After becoming Dallas County school superintendent in April 2004, McKenzie attended the first ABBSC meeting “to explore the possibilities” because “they were just beginning to start efforts to organize the coalition.”

Two years later, the coalition – comprised of 15 members – is partnering with several state organizations to implement several initiatives focused on arts education, health science and education, library media specialists, school readiness and professional development. McKenzie said ABBSC is now reviewing professional development tactics via a professional development committee and is striving to “grow our own leaders.”

“We feel the more effect the leadership from superintendents on down, it will result in better achievement,” McKenzie said.

The professional development committee and other ABBSC initiatives are the result of Alabama Senate Bill 567, which authorizes two or more city or county boards of education that are not adjoining to enter into joint purchasing agreements. Introduced by State Senator Hank Sanders, McKenzie said the bill enhances purchasing power among Black Belt school systems.

The ABBSC is also working to implement a school readiness program called HIPPY, which stands for Home Instruction from Parents of Pre-School Youngsters. McKenzie said HIPPY trains parents to take active roles in their child’s primary education and provides students with the necessary tools in order to make a smooth transition from pre-school to elementary school.
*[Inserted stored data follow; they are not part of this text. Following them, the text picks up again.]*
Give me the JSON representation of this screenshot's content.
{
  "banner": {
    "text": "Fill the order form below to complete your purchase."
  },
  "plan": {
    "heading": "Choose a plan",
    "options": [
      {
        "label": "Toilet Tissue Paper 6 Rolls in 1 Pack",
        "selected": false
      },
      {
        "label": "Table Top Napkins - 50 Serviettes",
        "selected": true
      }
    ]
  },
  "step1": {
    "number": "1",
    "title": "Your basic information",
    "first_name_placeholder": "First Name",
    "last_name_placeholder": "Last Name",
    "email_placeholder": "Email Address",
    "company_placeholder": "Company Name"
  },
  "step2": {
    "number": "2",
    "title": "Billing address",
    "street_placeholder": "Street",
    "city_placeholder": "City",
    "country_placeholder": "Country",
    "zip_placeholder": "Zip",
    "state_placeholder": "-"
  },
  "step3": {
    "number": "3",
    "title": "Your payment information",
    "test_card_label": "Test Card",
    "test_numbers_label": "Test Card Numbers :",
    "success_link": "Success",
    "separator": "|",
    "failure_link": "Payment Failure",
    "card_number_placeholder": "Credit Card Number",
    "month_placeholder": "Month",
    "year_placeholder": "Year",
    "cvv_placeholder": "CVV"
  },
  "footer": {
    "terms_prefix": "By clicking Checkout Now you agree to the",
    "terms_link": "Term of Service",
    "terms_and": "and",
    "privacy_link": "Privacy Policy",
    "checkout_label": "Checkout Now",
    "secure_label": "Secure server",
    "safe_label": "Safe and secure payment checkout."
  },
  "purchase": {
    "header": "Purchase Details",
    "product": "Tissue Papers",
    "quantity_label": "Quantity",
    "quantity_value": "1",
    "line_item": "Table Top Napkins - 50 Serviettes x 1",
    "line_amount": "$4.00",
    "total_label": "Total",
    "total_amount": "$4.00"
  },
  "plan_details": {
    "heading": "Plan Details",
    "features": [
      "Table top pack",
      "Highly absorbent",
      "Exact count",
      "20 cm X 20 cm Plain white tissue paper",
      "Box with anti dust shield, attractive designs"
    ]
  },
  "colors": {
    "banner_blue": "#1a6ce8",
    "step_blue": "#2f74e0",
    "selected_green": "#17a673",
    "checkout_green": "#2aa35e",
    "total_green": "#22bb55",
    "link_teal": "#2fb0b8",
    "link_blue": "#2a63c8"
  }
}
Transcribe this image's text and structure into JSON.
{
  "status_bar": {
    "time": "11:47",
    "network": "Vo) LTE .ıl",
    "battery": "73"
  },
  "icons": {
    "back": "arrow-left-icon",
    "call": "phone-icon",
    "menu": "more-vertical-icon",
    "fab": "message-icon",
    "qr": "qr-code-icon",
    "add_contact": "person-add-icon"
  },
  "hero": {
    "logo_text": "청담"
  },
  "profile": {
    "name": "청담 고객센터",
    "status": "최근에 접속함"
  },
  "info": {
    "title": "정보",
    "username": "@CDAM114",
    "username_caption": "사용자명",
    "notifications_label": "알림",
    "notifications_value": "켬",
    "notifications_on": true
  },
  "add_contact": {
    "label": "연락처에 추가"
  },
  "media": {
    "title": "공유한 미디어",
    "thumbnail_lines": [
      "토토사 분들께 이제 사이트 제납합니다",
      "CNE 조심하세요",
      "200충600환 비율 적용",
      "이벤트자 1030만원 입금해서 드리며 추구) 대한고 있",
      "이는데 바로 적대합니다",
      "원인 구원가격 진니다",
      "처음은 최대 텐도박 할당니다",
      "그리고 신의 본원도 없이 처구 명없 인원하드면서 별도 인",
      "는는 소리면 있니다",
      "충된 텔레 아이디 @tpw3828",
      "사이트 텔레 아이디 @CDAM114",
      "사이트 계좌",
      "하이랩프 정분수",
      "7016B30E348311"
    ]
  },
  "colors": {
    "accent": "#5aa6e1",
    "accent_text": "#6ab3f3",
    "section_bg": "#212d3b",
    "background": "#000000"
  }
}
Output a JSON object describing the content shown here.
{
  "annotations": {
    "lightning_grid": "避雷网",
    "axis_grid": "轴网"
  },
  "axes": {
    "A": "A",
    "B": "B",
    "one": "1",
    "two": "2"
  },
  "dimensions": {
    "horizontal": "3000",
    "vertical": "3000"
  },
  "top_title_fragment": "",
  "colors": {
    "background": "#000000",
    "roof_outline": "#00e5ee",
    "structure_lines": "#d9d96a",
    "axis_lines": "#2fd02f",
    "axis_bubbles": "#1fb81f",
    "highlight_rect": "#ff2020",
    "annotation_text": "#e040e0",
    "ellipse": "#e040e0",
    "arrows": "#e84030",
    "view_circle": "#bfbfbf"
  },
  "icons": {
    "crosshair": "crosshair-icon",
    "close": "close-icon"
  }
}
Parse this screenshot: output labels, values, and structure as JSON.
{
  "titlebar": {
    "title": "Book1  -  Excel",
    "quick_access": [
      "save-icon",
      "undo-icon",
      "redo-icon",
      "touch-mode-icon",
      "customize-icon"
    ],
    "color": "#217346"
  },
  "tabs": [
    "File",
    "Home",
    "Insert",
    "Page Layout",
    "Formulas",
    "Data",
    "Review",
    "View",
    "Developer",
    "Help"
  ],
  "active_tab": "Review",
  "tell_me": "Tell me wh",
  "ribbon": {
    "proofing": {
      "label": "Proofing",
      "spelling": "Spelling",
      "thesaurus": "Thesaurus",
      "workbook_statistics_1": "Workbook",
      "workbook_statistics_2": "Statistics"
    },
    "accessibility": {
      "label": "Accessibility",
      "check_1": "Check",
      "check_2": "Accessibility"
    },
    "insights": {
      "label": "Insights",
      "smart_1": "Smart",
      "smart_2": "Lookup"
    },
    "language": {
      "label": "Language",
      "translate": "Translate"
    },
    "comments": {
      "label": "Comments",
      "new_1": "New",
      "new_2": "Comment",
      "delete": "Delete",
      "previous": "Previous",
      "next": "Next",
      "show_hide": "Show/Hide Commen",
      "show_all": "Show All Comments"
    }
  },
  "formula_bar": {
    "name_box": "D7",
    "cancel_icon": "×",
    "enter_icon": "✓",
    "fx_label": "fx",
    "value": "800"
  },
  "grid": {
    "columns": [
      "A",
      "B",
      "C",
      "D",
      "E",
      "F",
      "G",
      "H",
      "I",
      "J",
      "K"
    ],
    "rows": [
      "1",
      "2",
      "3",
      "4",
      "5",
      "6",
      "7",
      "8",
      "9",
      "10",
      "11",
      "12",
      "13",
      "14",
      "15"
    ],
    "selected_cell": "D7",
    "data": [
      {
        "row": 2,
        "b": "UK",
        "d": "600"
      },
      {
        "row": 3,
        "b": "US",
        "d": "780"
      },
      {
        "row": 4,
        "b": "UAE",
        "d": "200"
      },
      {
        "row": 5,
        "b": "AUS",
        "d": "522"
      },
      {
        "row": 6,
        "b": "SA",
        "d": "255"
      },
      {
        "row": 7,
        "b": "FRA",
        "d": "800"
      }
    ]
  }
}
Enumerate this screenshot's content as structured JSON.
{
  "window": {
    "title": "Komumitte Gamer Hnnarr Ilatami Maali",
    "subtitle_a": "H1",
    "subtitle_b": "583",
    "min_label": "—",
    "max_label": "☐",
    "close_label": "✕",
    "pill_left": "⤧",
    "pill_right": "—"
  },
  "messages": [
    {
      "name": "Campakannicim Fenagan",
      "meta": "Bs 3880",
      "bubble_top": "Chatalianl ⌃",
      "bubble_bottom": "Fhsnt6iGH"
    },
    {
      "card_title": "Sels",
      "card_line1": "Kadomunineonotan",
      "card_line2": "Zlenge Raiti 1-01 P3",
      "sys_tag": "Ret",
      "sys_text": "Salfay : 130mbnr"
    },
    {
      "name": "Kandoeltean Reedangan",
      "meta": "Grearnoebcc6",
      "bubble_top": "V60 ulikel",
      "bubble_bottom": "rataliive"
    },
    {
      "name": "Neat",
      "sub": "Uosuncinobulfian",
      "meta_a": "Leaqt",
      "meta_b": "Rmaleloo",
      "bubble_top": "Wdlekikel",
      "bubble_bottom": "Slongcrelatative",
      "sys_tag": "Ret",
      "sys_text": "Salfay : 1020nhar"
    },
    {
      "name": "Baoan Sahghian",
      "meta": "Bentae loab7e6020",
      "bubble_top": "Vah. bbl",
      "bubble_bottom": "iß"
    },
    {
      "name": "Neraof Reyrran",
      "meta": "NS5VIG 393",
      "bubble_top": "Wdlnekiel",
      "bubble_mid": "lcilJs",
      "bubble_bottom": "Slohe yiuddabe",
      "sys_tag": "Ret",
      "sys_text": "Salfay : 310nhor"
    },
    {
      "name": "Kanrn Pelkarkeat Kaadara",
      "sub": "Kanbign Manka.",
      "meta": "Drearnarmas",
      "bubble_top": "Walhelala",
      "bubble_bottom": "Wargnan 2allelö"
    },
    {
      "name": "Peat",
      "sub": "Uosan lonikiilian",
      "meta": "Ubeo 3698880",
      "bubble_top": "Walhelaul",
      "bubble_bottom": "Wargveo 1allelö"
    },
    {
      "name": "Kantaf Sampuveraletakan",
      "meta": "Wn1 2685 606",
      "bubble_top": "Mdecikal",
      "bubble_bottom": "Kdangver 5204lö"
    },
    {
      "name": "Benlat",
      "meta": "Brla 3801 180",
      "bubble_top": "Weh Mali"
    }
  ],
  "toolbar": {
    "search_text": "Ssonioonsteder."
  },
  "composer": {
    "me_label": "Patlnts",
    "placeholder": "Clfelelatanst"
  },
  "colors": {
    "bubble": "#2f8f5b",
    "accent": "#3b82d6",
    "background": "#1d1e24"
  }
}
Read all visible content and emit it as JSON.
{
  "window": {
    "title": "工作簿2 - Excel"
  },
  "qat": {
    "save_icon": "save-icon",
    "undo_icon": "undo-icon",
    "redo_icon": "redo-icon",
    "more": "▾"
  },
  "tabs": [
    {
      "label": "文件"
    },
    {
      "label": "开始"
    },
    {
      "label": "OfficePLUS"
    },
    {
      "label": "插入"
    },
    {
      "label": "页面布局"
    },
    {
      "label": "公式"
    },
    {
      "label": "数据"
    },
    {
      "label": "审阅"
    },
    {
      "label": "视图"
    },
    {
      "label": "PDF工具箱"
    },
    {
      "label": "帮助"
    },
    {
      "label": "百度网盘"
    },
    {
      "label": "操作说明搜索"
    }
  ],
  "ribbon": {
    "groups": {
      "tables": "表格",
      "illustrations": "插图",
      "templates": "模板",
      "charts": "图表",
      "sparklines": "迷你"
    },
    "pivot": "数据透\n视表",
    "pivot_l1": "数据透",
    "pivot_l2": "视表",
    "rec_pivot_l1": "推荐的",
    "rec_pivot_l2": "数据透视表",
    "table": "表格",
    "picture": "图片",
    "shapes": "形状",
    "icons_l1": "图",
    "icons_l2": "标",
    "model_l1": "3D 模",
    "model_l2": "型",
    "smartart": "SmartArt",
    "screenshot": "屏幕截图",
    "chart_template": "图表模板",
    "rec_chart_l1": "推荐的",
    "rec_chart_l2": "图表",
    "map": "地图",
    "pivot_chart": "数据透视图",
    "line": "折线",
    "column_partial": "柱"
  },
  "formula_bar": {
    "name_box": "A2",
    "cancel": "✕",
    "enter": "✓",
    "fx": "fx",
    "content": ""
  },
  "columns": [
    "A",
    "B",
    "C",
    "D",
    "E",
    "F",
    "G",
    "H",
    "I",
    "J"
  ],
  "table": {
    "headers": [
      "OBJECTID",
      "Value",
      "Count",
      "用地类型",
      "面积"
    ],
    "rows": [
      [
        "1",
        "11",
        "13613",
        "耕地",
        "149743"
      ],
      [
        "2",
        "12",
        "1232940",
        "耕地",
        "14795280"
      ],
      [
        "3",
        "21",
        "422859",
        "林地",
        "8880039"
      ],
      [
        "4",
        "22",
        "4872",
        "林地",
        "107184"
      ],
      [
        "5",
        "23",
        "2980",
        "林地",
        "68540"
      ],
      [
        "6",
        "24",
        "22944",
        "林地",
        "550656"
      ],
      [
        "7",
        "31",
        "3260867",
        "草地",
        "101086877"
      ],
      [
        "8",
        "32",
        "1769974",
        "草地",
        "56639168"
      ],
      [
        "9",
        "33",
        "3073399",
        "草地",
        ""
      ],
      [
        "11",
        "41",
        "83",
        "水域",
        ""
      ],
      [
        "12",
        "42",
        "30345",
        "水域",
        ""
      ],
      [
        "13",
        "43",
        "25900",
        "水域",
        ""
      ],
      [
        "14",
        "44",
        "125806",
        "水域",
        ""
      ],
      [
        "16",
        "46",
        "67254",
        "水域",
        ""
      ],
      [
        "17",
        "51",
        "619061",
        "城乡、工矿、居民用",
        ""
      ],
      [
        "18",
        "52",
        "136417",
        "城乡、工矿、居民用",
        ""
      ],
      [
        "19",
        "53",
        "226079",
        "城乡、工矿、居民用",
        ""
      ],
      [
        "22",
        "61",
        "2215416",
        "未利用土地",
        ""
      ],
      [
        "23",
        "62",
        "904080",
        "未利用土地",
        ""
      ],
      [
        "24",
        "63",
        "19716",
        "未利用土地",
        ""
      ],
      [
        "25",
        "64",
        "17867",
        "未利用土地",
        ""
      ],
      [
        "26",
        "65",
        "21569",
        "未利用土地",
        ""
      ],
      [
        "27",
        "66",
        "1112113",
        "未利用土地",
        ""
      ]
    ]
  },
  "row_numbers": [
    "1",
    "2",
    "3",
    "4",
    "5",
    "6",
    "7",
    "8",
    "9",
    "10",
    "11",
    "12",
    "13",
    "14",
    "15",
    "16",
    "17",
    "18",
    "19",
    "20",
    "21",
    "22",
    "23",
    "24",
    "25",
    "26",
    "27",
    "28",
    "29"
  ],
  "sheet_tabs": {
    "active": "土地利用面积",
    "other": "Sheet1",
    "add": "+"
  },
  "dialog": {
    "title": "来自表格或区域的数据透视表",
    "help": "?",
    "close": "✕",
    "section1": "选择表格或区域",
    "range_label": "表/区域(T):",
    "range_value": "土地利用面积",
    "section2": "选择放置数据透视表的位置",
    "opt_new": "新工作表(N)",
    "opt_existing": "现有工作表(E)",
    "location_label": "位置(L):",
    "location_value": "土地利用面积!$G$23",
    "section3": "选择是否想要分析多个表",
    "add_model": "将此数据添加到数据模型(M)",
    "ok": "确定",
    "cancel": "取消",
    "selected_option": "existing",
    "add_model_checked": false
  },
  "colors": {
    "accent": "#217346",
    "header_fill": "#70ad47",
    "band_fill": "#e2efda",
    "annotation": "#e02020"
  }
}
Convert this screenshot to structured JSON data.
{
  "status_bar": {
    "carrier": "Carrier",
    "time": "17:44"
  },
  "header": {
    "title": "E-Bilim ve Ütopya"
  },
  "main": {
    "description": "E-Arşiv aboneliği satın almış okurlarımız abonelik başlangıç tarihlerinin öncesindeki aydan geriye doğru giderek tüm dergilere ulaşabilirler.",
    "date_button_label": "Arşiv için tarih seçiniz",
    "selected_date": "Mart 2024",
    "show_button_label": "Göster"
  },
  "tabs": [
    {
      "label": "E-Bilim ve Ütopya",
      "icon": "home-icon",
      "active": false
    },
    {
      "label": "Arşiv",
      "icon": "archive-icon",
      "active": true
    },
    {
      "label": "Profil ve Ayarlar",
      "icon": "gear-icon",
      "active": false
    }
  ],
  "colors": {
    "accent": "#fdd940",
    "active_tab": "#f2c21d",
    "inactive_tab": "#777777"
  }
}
The ABBSC is partnering with HIPPY Alabama and the Alabama Power Co. on the project.

McKenzie said the ABBSC meets on a quarterly basis and is a 501-3C non-profit corporation. Those who wish to make a donation to the ABBSC should call (334) 353-0544.

McKenzie said she is looking forward to working with other Black Belt superintendents and the children they serve.

“We’re committed to excellence but excellence is not going to happen overnight,” she said. “It’s a continuous process.”